Response 1: We sincerely appreciate your careful review. Although the latest AF guidelines emphasized catheter ablation for selected elderly AF patients might be a safe and effective option with comparable success rates and acceptable complication incidence to younger AF patients, no classes of recommendations to date are assigned in AF guidelines. Moreover, compared with younger patients, some studies showed inferior results in elderly patients (PMID: 34141015; PMID: 19148720), while some studies showed comparable results (PMID: 30287056; PMID: 31507014). These all indicate a potentially unresolved controversy on the AF ablation therapy for the elderly. Therefore, this meta-analysis for evaluating the ablation outcome between elderly and younger patients with AF may be necessary.

Point 2: You should have shown the additional merit for younger and older patients for ablation.

Response 2: Thank you for the helpful suggestion. Although our meta-analysis suggests that elderly patients may have inferior efficacy and safety outcomes to younger patients with AF ablation, the potential merits for ablation also are shown in Results section 3.3 (the pooled rate of freedom from AF in elderly group is still relatively high) and Results section 3.5 (the safety outcomes in elderly group are still relatively low). Moreover, we also highlight the potential reasons for the higher safety outcomes in elderly group vs. younger group (shown in Limitation section, line 457-464).

Point 3: You should have shown any data such as echocardiography, biochemical markers.

Response 3: Thank you for your constructive suggestions.
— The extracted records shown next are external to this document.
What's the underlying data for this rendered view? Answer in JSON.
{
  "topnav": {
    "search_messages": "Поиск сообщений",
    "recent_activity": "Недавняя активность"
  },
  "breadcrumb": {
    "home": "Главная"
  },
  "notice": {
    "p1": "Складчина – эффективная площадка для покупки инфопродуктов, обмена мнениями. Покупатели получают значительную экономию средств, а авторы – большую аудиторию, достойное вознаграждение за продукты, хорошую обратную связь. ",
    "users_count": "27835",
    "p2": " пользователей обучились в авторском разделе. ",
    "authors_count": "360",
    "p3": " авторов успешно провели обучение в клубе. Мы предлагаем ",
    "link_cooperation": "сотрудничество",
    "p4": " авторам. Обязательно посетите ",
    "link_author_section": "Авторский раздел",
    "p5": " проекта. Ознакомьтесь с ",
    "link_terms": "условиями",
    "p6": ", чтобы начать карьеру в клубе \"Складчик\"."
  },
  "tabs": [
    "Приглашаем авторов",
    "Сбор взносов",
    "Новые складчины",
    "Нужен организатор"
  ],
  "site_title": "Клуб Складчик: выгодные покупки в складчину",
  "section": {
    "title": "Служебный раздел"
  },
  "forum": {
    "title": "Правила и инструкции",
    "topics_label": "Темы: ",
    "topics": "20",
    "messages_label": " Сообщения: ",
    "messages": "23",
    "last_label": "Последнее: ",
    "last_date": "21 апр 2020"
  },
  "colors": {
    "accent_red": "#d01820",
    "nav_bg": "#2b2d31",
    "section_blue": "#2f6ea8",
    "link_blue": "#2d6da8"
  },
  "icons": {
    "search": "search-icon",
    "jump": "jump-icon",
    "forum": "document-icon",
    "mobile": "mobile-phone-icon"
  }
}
We systematically searched all the eligible studies on additional confounding factors, including LAD, AF history duration and AADs usage, which were added in Table 1. Moreover, subgroup analysis was performed to explore these additional confounding factors for the rate of freedom from AF based on the ‘equal’ and ‘higher’ subgroups (2.5. Statistical analysis; line 134-136), and the results were presented in the Supplementary Figure 1 (line 189-190). We also analyzed these results in the Discussion section (line 425-431) and Limitation section (line 468-471).